This week, I was struck by the first proper case of writer’s block since I started this blog. I’m actually a little surprised that it didn’t happen earlier! Thankfully, it let go of me after just a few days, and I’m now back in the game. But for a while there, I just wasn’t interested at all.
That’s how writer’s block manifests for me – not as an inability to write, but as a lack of interest. I have an ever-growing list of topic ideas and several drafts in various stages of completion, but for a while there, none of them interested me enough to actually write. And that lack of interest I find far more difficult to deal with than any other obstacles, be it performance anxiety or just exhaustion.
After all, as I keep repeating to myself, I’m doing this for my own sake. I’m writing because I enjoy it, because it’s fun, because I think I have something to say. So what, then, do I do when it doesn’t feel fun?

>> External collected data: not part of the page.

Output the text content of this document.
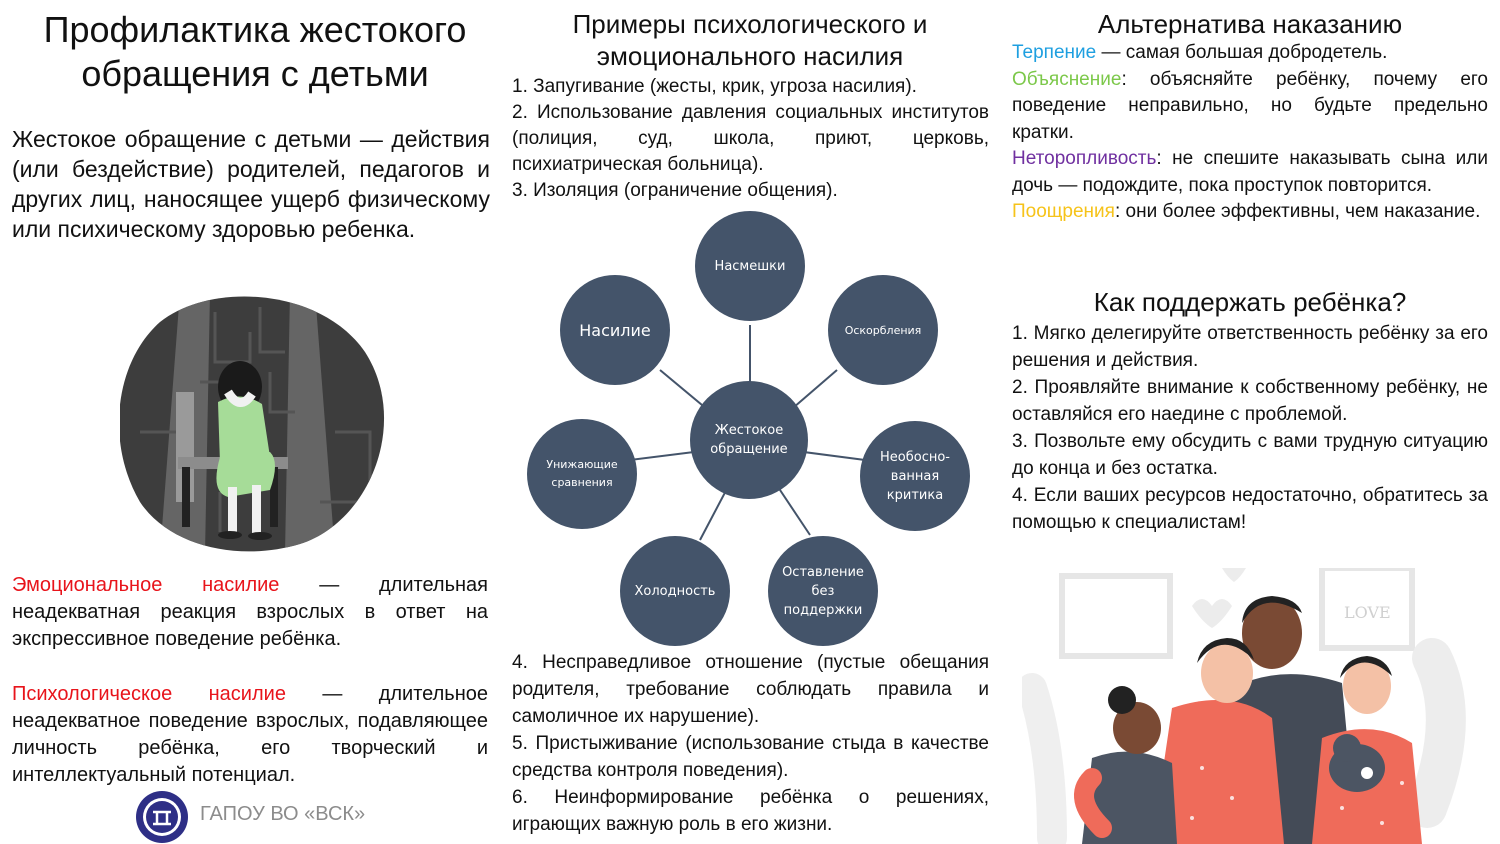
Профилактика жестокого обращения с детьми
Жестокое обращение с детьми — действия (или бездействие) родителей, педагогов и других лиц, наносящее ущерб физическому или психическому здоровью ребенка.
Эмоциональное насилие — длительная неадекватная реакция взрослых в ответ на экспрессивное поведение ребёнка.
Психологическое насилие — длительное неадекватное поведение взрослых, подавляющее личность ребёнка, его творческий и интеллектуальный потенциал.
ГАПОУ ВО «ВСК»
Примеры психологического и эмоционального насилия

1. Запугивание (жесты, крик, угроза насилия).

2. Использование давления социальных институтов (полиция, суд, школа, приют, церковь, психиатрическая больница).

3. Изоляция (ограничение общения).

Жестокое обращение
Насмешки
Оскорбления
Необосно-ванная критика
Оставление без поддержки
Холодность
Унижающие сравнения
Насилие

4. Несправедливое отношение (пустые обещания родителя, требование соблюдать правила и самоличное их нарушение).

5. Пристыживание (использование стыда в качестве средства контроля поведения).

6. Неинформирование ребёнка о решениях, играющих важную роль в его жизни.

Альтернатива наказанию

Терпение — самая большая добродетель.

Объяснение: объясняйте ребёнку, почему его поведение неправильно, но будьте предельно кратки.

Неторопливость: не спешите наказывать сына или дочь — подождите, пока проступок повторится.

Поощрения: они более эффективны, чем наказание.

Как поддержать ребёнка?

1. Мягко делегируйте ответственность ребёнку за его решения и действия.

2. Проявляйте внимание к собственному ребёнку, не оставляйся его наедине с проблемой.

3. Позвольте ему обсудить с вами трудную ситуацию до конца и без остатка.

4. Если ваших ресурсов недостаточно, обратитесь за помощью к специалистам!

LOVE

Part of the problem is probably that I’ve been worrying that I am boring. Ironically, I think this worry comes from my doing and being interested in too many things. I doubt there are a lot of people who share my particular constellation of obsessions, and so whenever I open my mouth or start typing a tweet, I’m always aware that part of the audience is probably completely uninterested in what I want to talk about.
Outside of the blog bubble, life is pretty good. I spend my days swimming around in a sea of code, rapidly learning my way around Unity3D and getting more and more inspired to do my own projects. I’ve also started getting back into gaming again, putting the lie to my earlier statements that I’m too busy making games to play them.

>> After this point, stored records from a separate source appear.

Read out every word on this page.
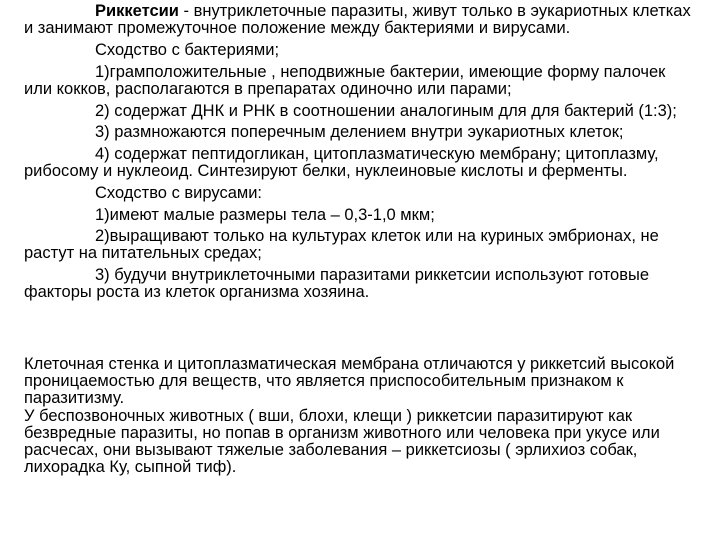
Риккетсии - внутриклеточные паразиты, живут только в эукариотных клетках и занимают промежуточное положение между бактериями и вирусами.

Сходство с бактериями;

1)грамположительные , неподвижные бактерии, имеющие форму палочек или кокков, располагаются в препаратах одиночно или парами;

2) содержат ДНК и РНК в соотношении аналогиным для для бактерий (1:3);

3) размножаются поперечным делением внутри эукариотных клеток;

4) содержат пептидогликан, цитоплазматическую мембрану; цитоплазму, рибосому и нуклеоид. Синтезируют белки, нуклеиновые кислоты и ферменты.

Сходство с вирусами:

1)имеют малые размеры тела – 0,3-1,0 мкм;

2)выращивают только на культурах клеток или на куриных эмбрионах, не растут на питательных средах;

3) будучи внутриклеточными паразитами риккетсии используют готовые факторы роста из клеток организма хозяина.

Клеточная стенка и цитоплазматическая мембрана отличаются у риккетсий высокой проницаемостью для веществ, что является приспособительным признаком к паразитизму.

У беспозвоночных животных ( вши, блохи, клещи ) риккетсии паразитируют как безвредные паразиты, но попав в организм животного или человека при укусе или расчесах, они вызывают тяжелые заболевания – риккетсиозы ( эрлихиоз собак, лихорадка Ку, сыпной тиф).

Yesterday, I hung out with Vector (boss by day, friend by night) and played Obduction on the Oculus Rift, which was both fun and educational. Obduction is the spiritual heir to the Myst series, and I’ve been looking forward to it for a long time. Unfortunately, the experience was somewhat underwhelming, which I largely blame on a sub-par VR experience. Something I’ll get back to in a future post, I’m sure.

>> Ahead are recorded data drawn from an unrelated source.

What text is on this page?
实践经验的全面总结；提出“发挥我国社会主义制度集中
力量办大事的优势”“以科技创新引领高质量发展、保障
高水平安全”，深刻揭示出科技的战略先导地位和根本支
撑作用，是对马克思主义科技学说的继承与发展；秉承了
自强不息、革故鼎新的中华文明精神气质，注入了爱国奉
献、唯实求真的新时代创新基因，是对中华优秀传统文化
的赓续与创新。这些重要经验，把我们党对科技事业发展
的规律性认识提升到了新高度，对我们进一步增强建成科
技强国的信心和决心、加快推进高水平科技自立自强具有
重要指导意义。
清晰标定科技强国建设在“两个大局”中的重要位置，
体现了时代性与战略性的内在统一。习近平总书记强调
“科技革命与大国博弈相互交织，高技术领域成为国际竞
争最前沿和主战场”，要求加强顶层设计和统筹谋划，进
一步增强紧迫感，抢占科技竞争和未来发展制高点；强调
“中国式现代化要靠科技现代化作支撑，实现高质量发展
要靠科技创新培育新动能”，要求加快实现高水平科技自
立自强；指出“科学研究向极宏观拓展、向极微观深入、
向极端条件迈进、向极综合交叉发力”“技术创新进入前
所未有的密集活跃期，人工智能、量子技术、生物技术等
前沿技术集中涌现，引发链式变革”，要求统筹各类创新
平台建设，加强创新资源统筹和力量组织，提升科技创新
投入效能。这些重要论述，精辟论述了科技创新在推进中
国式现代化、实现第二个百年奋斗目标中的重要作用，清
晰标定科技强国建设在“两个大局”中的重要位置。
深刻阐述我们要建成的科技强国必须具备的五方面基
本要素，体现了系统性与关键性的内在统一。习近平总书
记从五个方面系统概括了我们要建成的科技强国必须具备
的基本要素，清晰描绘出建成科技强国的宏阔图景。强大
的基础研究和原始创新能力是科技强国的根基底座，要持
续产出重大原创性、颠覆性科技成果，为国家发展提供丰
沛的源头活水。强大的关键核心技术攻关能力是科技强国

I really should try out more VR titles and get more of a feel for what can be done and what doesn’t quite work. And yeah. My chosen line of work means that I can say “I play video games for research purposes” with a straight face.
It’s a mixed blessing, though. The more I learn about game development, the more critical I get of games I play. Whereas before I would simply let myself enjoy the ride (or not, as the case may be, and if not I would just stop playing), these days I can’t help but notice all the things that might have been done differently.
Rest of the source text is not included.